Generally speaking, as is well known, the federal Supreme Court holds itself bound by the decisions of the state courts as to the constitutionality of state laws as determined by their respective state constitutions. This rule is, however, departed from in those cases in which it is conceived that it is necessary to do so in order to prevent the impairment of the obligation of contracts.

This refusal of the federal Supreme Court to follow the judgment of state courts takes the form: First, where the federal court refuses to hold itself bound by the opinion of the state tribunal as to the constitutionality of state laws which support or constitute essential elements of the contracts which, it is alleged, have been impaired by later legislation; and, Second, where the federal tribunal refuses to follow the decisions of state courts as to the constitutionality of state laws which in themselves constitute contracts upon the part of the States enacting them, and which contracts, it is alleged, have been impaired by subsequent enactments.

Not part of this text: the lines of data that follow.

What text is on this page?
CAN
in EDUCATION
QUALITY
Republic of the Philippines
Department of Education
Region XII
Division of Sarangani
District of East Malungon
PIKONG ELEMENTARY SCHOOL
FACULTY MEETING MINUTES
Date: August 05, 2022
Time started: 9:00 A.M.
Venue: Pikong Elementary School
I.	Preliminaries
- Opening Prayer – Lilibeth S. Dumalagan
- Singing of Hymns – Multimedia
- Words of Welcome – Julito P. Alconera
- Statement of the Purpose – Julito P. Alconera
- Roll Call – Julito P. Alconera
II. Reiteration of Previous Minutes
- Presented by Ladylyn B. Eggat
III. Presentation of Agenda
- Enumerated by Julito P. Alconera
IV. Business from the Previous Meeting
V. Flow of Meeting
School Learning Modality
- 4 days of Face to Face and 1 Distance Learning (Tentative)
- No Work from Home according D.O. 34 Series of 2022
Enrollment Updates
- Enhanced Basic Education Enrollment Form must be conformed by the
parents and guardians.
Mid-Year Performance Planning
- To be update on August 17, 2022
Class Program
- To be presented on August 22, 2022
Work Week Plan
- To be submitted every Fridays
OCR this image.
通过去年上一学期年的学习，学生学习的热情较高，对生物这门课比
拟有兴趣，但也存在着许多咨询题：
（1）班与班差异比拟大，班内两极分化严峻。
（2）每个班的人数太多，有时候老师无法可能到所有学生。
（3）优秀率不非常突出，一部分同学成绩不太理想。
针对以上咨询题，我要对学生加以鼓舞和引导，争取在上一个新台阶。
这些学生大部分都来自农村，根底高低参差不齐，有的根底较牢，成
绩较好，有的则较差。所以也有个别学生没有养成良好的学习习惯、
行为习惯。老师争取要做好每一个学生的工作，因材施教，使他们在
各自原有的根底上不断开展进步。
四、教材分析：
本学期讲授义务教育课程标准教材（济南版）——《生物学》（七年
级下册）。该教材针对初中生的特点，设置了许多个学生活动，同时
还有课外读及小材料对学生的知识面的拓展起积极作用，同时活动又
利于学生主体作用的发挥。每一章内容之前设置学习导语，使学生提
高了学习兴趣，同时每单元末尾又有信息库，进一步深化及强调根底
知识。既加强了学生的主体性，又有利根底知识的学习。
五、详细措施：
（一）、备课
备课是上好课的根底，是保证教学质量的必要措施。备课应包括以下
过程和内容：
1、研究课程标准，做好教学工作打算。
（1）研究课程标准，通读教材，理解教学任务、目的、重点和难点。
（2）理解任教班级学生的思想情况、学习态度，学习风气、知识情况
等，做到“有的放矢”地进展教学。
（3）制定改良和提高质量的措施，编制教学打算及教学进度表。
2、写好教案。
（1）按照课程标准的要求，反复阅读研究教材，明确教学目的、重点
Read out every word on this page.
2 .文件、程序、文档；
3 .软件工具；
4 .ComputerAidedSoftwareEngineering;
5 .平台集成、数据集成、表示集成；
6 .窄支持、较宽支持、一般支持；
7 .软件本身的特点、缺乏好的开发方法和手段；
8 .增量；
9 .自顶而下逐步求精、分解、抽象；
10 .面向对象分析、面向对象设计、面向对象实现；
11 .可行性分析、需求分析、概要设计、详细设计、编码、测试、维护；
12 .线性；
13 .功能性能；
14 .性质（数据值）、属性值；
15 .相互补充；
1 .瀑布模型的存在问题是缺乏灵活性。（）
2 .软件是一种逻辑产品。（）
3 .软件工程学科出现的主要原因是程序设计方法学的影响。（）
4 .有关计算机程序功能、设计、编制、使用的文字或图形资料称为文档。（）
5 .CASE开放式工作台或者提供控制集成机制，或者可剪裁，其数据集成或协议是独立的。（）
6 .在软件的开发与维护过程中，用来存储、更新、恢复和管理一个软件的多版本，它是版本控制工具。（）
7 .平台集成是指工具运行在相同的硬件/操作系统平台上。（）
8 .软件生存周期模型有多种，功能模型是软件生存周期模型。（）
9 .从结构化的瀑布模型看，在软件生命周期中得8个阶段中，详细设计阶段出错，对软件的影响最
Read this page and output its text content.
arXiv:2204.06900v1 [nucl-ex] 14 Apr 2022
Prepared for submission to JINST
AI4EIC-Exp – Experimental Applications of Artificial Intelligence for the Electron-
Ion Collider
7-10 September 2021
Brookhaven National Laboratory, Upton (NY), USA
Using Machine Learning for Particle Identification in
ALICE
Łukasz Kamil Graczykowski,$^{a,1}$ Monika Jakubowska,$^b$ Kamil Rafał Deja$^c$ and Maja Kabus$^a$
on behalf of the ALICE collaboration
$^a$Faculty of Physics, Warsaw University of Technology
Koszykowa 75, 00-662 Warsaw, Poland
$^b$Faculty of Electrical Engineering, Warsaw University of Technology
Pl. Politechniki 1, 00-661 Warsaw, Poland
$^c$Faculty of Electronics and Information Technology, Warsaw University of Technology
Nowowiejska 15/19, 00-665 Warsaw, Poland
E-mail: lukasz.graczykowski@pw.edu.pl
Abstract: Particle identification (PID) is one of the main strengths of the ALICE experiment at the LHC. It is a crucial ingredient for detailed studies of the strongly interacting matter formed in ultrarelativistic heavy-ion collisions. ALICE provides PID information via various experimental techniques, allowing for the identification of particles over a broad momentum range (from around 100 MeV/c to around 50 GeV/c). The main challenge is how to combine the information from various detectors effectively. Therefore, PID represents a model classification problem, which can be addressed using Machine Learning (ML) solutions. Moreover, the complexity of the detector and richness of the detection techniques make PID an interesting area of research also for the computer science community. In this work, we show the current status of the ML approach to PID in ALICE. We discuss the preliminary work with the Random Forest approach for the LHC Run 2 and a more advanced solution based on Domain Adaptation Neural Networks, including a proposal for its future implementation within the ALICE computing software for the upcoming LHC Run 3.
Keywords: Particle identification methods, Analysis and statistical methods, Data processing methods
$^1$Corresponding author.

56 In McCullough v. Virginia (172 U. S. 102: 10 Sup. Ct. Rep. 134: 43 L. ed. 382). it is declared that "the doctrine thus announced has been uniformly followed." City Bridge Proprietors v. Hoboken Land and Improvement Co., 1 Wall. 116; 17 L. ed. 571; Wright v. Nagle. 101 U. S. 791: 25 L. ed. 921; McGahey v. Virginia, 135 U. S. 662; 10 Sup. Ct. Rep. 972; 34 L. ed. 304.